Karena pertanyaannya bukan sesuatu yang penting. Mungkin ia hanya ingin menjalin sebuah pembuka untuk masuk lebih jauh. Dan kau mendapati dirimu menarik nafas, mengembuskannya. Seperti tak ingin meneruskan bincang pendek yang seolah memerangkapmu.
"Aku baik-baik saja. Anak-anak?"
"Sudah tidur, kecapean. Abis diajak kakeknya mancing. Girang banget mereka!"
Kau tersenyum tipis. Membayangkan keceriaan Rian dan Mei yang tak pernah bisa diam. "Tidurlah! Kamu perlu istirahat."
"'Ndra..." ia kembali memanggilmu.
"Aku kangen kita dulu."
Kau mendengar lirih suaranya. Lalu memutar ulang kepingan kejadian saat bidukmu belum diguncang apapun dan laut begitu tenang.

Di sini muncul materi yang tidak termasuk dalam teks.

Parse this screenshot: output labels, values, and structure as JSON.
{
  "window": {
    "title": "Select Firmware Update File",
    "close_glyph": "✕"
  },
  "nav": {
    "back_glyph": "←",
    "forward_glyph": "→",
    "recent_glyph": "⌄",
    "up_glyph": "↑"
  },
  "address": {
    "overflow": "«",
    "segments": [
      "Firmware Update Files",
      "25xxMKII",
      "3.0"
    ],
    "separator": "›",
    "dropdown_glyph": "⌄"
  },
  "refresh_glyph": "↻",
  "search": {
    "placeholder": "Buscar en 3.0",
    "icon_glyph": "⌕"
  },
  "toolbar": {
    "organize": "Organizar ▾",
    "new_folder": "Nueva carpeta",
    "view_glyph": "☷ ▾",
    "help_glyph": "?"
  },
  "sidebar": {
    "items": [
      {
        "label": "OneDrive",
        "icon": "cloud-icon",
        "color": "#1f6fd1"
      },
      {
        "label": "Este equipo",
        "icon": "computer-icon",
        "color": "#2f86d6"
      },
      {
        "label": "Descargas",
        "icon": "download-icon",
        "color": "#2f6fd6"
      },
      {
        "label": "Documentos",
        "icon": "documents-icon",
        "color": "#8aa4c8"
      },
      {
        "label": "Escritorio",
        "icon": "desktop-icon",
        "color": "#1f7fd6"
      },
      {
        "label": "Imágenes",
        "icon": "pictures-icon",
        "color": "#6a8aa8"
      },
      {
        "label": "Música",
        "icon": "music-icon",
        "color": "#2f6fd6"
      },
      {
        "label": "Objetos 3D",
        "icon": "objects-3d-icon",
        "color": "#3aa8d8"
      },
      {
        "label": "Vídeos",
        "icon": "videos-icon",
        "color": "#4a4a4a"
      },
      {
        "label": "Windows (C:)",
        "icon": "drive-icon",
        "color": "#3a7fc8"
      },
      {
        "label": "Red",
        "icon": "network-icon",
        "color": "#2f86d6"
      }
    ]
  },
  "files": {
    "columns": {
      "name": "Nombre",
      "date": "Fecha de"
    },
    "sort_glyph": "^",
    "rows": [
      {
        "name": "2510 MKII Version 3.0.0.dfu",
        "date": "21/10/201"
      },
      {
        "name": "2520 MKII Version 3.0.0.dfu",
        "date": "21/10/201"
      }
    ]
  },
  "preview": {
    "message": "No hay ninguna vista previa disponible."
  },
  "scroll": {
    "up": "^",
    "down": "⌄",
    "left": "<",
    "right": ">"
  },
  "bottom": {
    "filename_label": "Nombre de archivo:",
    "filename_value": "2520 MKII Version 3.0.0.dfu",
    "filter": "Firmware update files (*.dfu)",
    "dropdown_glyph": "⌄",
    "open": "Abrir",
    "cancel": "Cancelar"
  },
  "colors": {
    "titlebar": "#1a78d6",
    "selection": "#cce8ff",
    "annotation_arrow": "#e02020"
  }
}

Kau dan dia, sama-sama menunggu. Siapa yang akan memutuskan hubungan percakapan telepon ini lebih dulu. Waktu terus merangkak naik.
***
Windy.
“Rumahmu teduh sekali.” dia memuji pokok-pokok perdu yang ditanam rapih di sekeliling teras. Ada melati, beberapa kana yang sedang mekar juga helai-helai suplir yang berayun halus. Matanya seperti tak puas melahap suasana asri di teras rumahmu. Kau mengikuti arah pandangnya. Menelusuri semua hasil tangan dingin Sekar yang hobi berkebun.